The Son before Jesus?

Over at the ever-excellent Pontifications Al Kimel is examining the Logos Asarkos, the question of the status of the Son ‘before’ taking flesh (sarx) in the incarnation. Al says that the idea of the ‘pre-existence’ of the Son seemed obvious until Robert Jenson put it in question. So far Al has given us excerpts from Hans Küng and Herbert McCabe, and a tell-tale one-line intervention from Jenson has appeared in the comments box.

In my view we have to rely on this concept of the pre-existent Son only if we set out our doctrine of Christ before we turn to the doctrine of the Holy Spirit. If we make the Holy Spirit central to our christology we will not have to rely solely on concepts of nature (the two natures doctrine) or a contrast between eternity and time (which is another version of the same doctrine). I have found it helpful to think this through in terms of language. Imagine that divinity (or equally love, or communion, or eternity) is the language spoken by the Father, Son and Holy Spirit. Then imagine that the Father and Son invent another language – humanity (or perhaps better imagine that they speak the same language with a new accent). Humanity is then the language is which God is perfectly God, and God (freely) creates us by speaking us into being, and makes himself known to us by addressing us, and makes us known and reachable (incarnate) to one another, and finally makes himself known and reachable to us as Jesus.

This way of thinking about the issue is strange, of course, but as long as we insist on busting theology up into such static categories as nature, rather than allowing it a more dynamic and inter-personal logic (such as language) we will be stuck with such conundrums as the logos asarkos. Let me pursue this a little further.

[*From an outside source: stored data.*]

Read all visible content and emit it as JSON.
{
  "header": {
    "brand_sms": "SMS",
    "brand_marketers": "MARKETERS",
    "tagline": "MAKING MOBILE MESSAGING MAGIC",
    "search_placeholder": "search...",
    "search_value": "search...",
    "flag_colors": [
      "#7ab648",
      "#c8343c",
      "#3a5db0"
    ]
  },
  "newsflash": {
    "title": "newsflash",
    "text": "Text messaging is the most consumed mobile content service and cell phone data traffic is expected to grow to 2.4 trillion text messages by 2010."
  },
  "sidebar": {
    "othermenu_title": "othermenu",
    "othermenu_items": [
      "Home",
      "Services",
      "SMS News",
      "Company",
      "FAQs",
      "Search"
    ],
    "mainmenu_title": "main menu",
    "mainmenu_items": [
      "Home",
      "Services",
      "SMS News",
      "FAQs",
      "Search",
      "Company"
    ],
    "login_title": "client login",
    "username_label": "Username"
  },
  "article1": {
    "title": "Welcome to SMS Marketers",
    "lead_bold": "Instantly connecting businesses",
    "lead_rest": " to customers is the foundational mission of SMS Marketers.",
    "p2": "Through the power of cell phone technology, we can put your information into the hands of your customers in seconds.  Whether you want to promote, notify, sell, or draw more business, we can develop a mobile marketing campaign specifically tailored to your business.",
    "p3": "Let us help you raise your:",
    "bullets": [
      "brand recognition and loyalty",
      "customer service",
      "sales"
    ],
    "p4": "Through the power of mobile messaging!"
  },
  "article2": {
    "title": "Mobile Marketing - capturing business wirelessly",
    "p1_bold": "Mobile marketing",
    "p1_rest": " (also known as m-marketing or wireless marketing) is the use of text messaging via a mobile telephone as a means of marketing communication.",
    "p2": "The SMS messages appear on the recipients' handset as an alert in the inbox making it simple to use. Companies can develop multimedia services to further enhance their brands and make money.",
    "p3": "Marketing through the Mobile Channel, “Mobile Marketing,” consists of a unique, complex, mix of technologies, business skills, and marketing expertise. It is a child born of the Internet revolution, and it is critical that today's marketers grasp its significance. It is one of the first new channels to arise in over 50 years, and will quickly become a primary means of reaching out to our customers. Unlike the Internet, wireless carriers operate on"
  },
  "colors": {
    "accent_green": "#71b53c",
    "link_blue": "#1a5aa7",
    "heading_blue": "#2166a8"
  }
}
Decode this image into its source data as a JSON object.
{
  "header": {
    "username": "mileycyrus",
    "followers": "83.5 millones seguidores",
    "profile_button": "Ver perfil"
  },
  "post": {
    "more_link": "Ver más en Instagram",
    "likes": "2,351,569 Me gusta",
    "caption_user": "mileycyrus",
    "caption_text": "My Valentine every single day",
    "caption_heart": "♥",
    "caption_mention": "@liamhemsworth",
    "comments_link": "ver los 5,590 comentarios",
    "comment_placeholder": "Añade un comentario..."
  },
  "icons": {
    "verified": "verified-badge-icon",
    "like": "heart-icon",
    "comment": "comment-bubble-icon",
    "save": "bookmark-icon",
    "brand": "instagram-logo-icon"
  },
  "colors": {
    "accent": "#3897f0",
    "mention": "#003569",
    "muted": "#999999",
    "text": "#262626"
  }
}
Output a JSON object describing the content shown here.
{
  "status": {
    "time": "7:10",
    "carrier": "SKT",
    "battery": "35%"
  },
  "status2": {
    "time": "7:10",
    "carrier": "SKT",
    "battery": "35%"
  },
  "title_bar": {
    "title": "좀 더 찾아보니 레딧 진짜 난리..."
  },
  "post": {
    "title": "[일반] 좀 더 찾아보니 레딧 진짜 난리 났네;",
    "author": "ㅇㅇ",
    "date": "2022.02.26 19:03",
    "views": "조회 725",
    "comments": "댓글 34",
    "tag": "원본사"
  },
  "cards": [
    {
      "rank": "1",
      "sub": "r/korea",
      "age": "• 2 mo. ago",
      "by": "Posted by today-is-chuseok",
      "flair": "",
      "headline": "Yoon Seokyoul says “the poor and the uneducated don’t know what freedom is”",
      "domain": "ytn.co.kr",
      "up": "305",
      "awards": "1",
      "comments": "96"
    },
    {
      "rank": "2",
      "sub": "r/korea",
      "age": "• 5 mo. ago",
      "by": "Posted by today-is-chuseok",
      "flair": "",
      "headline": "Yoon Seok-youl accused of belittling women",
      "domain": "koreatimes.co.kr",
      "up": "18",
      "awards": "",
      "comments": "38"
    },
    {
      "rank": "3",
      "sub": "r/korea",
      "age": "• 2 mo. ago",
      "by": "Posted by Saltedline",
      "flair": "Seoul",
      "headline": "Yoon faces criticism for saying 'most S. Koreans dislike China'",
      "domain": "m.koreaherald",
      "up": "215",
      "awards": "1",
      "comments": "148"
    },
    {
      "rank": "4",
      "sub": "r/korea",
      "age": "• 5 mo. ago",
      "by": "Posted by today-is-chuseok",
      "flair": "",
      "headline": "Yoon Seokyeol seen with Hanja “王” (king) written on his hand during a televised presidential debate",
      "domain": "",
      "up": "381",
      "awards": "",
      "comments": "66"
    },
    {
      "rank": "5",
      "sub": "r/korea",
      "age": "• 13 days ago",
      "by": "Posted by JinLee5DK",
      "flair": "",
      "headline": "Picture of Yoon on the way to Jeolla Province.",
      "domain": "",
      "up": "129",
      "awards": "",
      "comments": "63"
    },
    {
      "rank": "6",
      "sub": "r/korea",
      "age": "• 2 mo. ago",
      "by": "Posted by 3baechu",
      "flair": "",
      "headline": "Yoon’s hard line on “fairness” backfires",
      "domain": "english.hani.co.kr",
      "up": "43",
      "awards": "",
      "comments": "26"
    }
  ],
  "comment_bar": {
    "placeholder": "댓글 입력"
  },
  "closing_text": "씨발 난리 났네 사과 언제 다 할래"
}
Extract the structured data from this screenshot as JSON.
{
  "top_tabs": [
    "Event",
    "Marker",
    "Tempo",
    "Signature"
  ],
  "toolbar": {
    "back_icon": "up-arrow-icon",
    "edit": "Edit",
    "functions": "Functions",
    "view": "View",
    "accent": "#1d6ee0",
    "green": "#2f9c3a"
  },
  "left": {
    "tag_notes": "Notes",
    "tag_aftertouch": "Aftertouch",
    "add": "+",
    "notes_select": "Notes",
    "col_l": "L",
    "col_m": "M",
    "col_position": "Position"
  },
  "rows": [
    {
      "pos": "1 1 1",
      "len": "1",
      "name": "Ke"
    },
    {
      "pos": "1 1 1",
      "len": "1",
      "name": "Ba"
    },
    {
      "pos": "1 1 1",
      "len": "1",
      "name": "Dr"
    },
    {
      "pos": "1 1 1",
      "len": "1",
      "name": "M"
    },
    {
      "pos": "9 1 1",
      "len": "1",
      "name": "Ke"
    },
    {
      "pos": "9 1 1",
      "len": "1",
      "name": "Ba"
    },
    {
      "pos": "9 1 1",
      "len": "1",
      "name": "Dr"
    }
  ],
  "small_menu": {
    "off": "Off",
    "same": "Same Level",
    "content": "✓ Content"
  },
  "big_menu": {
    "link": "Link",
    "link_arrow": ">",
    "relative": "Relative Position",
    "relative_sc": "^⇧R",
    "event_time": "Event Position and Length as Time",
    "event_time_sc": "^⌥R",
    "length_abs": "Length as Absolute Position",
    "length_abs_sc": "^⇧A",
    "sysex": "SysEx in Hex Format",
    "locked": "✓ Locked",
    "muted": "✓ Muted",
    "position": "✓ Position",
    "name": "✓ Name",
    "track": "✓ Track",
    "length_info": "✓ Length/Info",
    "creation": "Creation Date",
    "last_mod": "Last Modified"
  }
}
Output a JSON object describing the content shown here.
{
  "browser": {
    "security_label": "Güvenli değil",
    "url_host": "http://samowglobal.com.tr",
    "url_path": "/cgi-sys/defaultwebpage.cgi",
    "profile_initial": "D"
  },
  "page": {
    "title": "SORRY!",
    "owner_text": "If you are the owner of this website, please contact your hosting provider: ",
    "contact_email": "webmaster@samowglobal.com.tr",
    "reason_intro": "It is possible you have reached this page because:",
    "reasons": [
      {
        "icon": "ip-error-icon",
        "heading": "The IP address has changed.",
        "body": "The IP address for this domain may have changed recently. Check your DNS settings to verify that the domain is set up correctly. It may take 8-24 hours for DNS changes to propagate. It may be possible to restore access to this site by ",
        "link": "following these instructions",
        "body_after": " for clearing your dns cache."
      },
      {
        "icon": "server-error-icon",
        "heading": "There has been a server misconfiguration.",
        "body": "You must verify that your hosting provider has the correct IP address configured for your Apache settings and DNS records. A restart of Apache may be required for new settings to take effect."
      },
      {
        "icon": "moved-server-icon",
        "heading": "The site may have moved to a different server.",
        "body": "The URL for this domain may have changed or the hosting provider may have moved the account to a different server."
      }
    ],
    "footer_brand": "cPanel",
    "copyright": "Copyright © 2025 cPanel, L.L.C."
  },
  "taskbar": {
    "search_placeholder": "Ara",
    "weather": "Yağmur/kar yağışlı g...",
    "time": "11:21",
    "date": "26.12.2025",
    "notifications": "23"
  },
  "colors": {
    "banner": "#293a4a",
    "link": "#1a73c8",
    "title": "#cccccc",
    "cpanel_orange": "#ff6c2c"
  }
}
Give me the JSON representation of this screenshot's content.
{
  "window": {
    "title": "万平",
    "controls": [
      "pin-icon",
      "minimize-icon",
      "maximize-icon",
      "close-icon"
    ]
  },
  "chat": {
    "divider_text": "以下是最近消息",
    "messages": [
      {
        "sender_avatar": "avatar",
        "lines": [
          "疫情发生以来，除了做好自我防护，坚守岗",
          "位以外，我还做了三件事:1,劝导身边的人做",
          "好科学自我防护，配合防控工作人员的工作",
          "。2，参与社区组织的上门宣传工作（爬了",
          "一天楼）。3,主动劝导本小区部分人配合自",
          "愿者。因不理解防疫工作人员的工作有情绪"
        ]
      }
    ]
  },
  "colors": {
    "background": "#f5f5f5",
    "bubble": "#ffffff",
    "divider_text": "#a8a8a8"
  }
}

The Holy Spirit supplies the whole resource of our creaturely life with God. The Father and the Son speak the Spirit. The Spirit is the language they speak. But the Spirit can speak and be many languages, without being less the language of the Son and Father. The Spirit extends their speech to create a new language, which the Father and the Son are content to speak. They speak humanity. Humanity is one of the modes in which they speak divinity to each other. Humanity does not give divinity something that it did not have before: it is not a reduction of, or addition to, their divinity. The Son is the first speaker and the native speaker. He speaks humanity perfectly, and is at home in the flesh, and in the flesh of humanity, he is perfectly at home with the Father. He is not impeded by, or disguised by, the flesh, for it is brought into existence by the speaking of the Son and the Father. The human entity and mode of being is spoken by that enfleshing word and utterance. Having spoken us into being, they also speak through us: the Son replies to the Father in the flesh. They make us speakers. Then they speak to us and so make hearers of us. They speak to us with the intention that we hear and receive one another. They speak to us one another, giving us in this speech one another as words and gifts from God. We are to learn to speak to one another and receive one another from them, with thanksgiving.

This humanity the Son receives from the Father, by the Spirit. The Spirit takes what the Father gives him, and gives it to us, in it making himself present to us (incarnation) and us to him (creation). The fleshly materiality of Jesus of Nazareth derives from, and is supplied by, the consummated materiality of the Spirit. As yet we speak humanity very badly. It is a language and a life we are scarcely acquainted with, so like any foreigner, we mangle this language, not because we are native speakers of some other language, but just because we are autistic, scarcely able to speak. But our bad performance of flesh does not make flesh problematic for God. The Father and Son speak the language of flesh perfectly, this language is sustained by their use of it, and they will enable us to be at home in it to them.